Как имел обыкновение говорить в минуты житейских невзгод Чехов, «беллетристу все полезно»: несчастия оказываются нередко счастливым материалом творчества. Так обстоятельства, погубившие деловую карьеру Дефо, сделали его писателем. Опозоренный, отторгнутый от политики, он поневоле замкнулся в своем доме в пригороде Лондона. Для Дефо-политика это был крах, а творческому сознанию в самом деле все полезно. «Тоску и грусть, страданья, самый ад — все преобразить в красоту», — говорил Шекспир. «Действительность, материал, второй Мертвый дом», — успокаивал себя Достоевский под угрозой долговой тюрьмы. Чума, которую мальчиком помнил Дефо, «заставила» одного его прославленного современника сделать открытие: эпидемия выгнала из Лондона Ньютона, и, поневоле уединившись в стороне от города, он преобразовал законы математики; до этого, занятый преподаванием, Ньютон не успел сделать ничего выдающегося.

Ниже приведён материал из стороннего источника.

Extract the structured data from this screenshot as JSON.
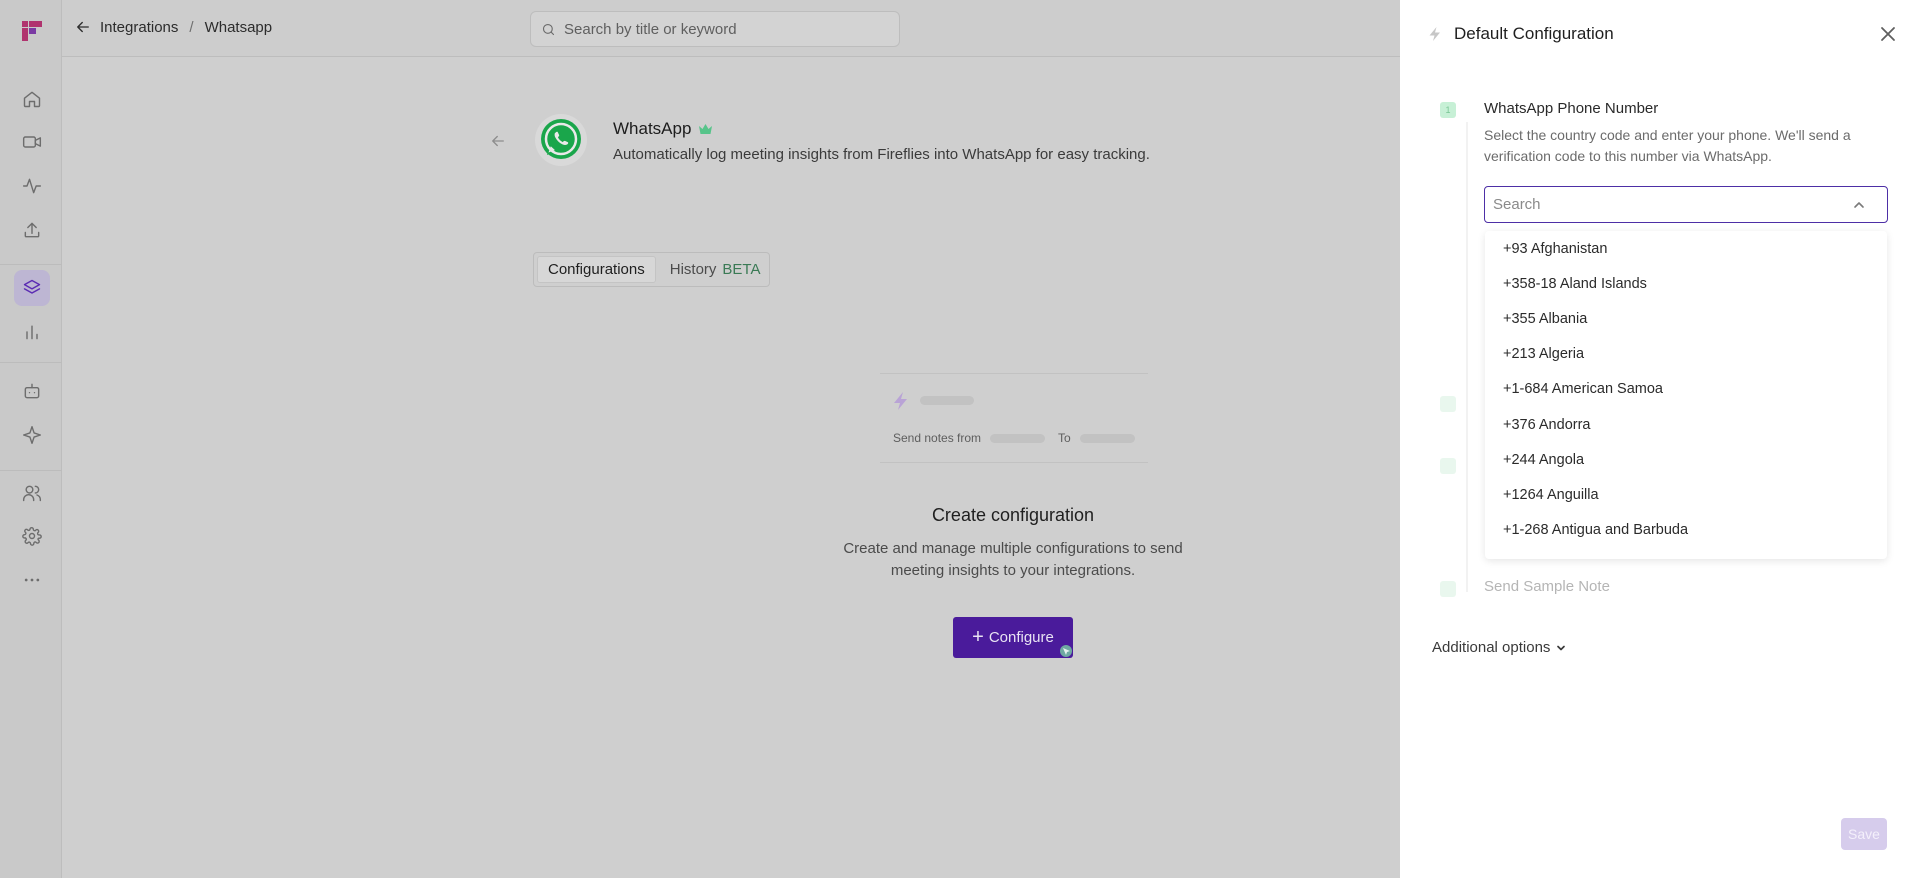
{
  "header": {
    "breadcrumb": [
      "Integrations",
      "Whatsapp"
    ],
    "breadcrumb_separator": "/",
    "search_placeholder": "Search by title or keyword"
  },
  "sidebar": {
    "icons": [
      "home-icon",
      "video-icon",
      "activity-icon",
      "upload-icon",
      "layers-icon",
      "bar-chart-icon",
      "bot-icon",
      "sparkle-icon",
      "users-icon",
      "settings-icon",
      "more-icon"
    ],
    "active": "layers-icon"
  },
  "app": {
    "name": "WhatsApp",
    "description": "Automatically log meeting insights from Fireflies into WhatsApp for easy tracking."
  },
  "tabs": [
    {
      "label": "Configurations",
      "selected": true
    },
    {
      "label": "History",
      "badge": "BETA"
    }
  ],
  "preview": {
    "send_notes_label": "Send notes from",
    "to_label": "To"
  },
  "empty_state": {
    "title": "Create configuration",
    "description": "Create and manage multiple configurations to send meeting insights to your integrations.",
    "button_label": "Configure"
  },
  "panel": {
    "title": "Default Configuration",
    "field_title": "WhatsApp Phone Number",
    "field_description": "Select the country code and enter your phone. We'll send a verification code to this number via WhatsApp.",
    "search_placeholder": "Search",
    "countries": [
      "+93 Afghanistan",
      "+358-18 Aland Islands",
      "+355 Albania",
      "+213 Algeria",
      "+1-684 American Samoa",
      "+376 Andorra",
      "+244 Angola",
      "+1264 Anguilla",
      "+1-268 Antigua and Barbuda"
    ],
    "sample_note_label": "Send Sample Note",
    "additional_options_label": "Additional options",
    "save_label": "Save"
  },
  "colors": {
    "accent": "#4a1b9b",
    "whatsapp_green": "#25d366",
    "step_green": "#c7f0d6",
    "focus_border": "#4d2fa6"
  }
}
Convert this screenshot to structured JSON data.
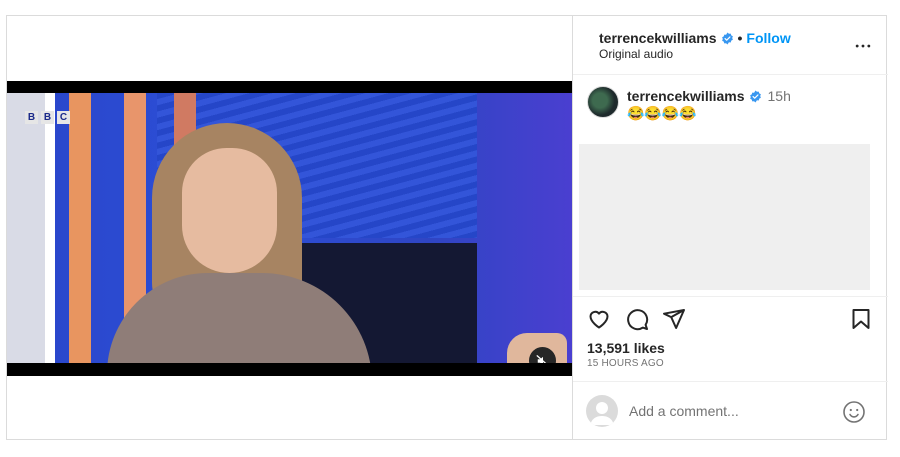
{
  "header": {
    "username": "terrencekwilliams",
    "follow_label": "Follow",
    "separator": "•",
    "audio": "Original audio"
  },
  "video": {
    "logo_letters": [
      "B",
      "B",
      "C"
    ],
    "muted": true
  },
  "caption": {
    "username": "terrencekwilliams",
    "time": "15h",
    "text": "😂😂😂😂"
  },
  "stats": {
    "likes": "13,591 likes",
    "posted": "15 HOURS AGO"
  },
  "comment": {
    "placeholder": "Add a comment..."
  },
  "icons": {
    "verified": "verified-badge-icon",
    "more": "more-options-icon",
    "like": "heart-icon",
    "comment": "comment-bubble-icon",
    "share": "paper-plane-icon",
    "save": "bookmark-icon",
    "emoji": "smiley-icon",
    "mute": "speaker-muted-icon"
  },
  "colors": {
    "accent": "#0095f6",
    "verified": "#3897f0",
    "text": "#262626",
    "muted_text": "#737373",
    "border": "#dbdbdb"
  }
}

Провал деловых предприятий Дефо, тишина и пустота, образовавшиеся вокруг него, были заполнены «Робинзоном».

Дефо принадлежит более трехсот пятидесяти произведений. Литературная слава пришла к нему рано, значился он среди известнейших публицистов и сатирических поэтов своего времени. Но из всех его сочинений, список которых сам по себе составляет целый том, все знают одно название, одну книгу. Причем это даже не книга, не литературный герой, а нечто большее: человек-миф.

«Умный сочинитель книги, известной под названием „Робинзон Крузо“, описывает истинное происшествие, только дело было совсем не так…»[10]. Верно, однако ничего особенного в этом нет — истинные происшествия, попадая в художественную книгу, как правило, преображаются. Но вышло еще вот что: Робинзон, созданный Дефо, превратился в легенду; реальный человек, увековеченный в Робинзоне, благодаря этому стал также легендой; две легенды пересекаются, создавая облик будто бы «подлинного Робинзона».

Вспоминая человека, послужившего моделью для Робинзона, обычно говорят: «шотландский матрос». Нет, история, положенная в основу «Приключений Робинзона Крузо», случилась не с простым матросом, а с офицером, помощником капитана. О том, кто его герой, у Дефо определено с точностью, и столь же последовательно среда и воспитание Робинзона сказываются на протяжении книги. Другое дело, что в последующие времена существенные подробности его облика стерлись. Подобно тому как шекспировского, страдающего полнотой и одышкой, Гамлета время превратило в романтического, «изящного и нежного» героя, так и Робинзон обобщился до робинзонады— условной схемы «естественного человека»[11].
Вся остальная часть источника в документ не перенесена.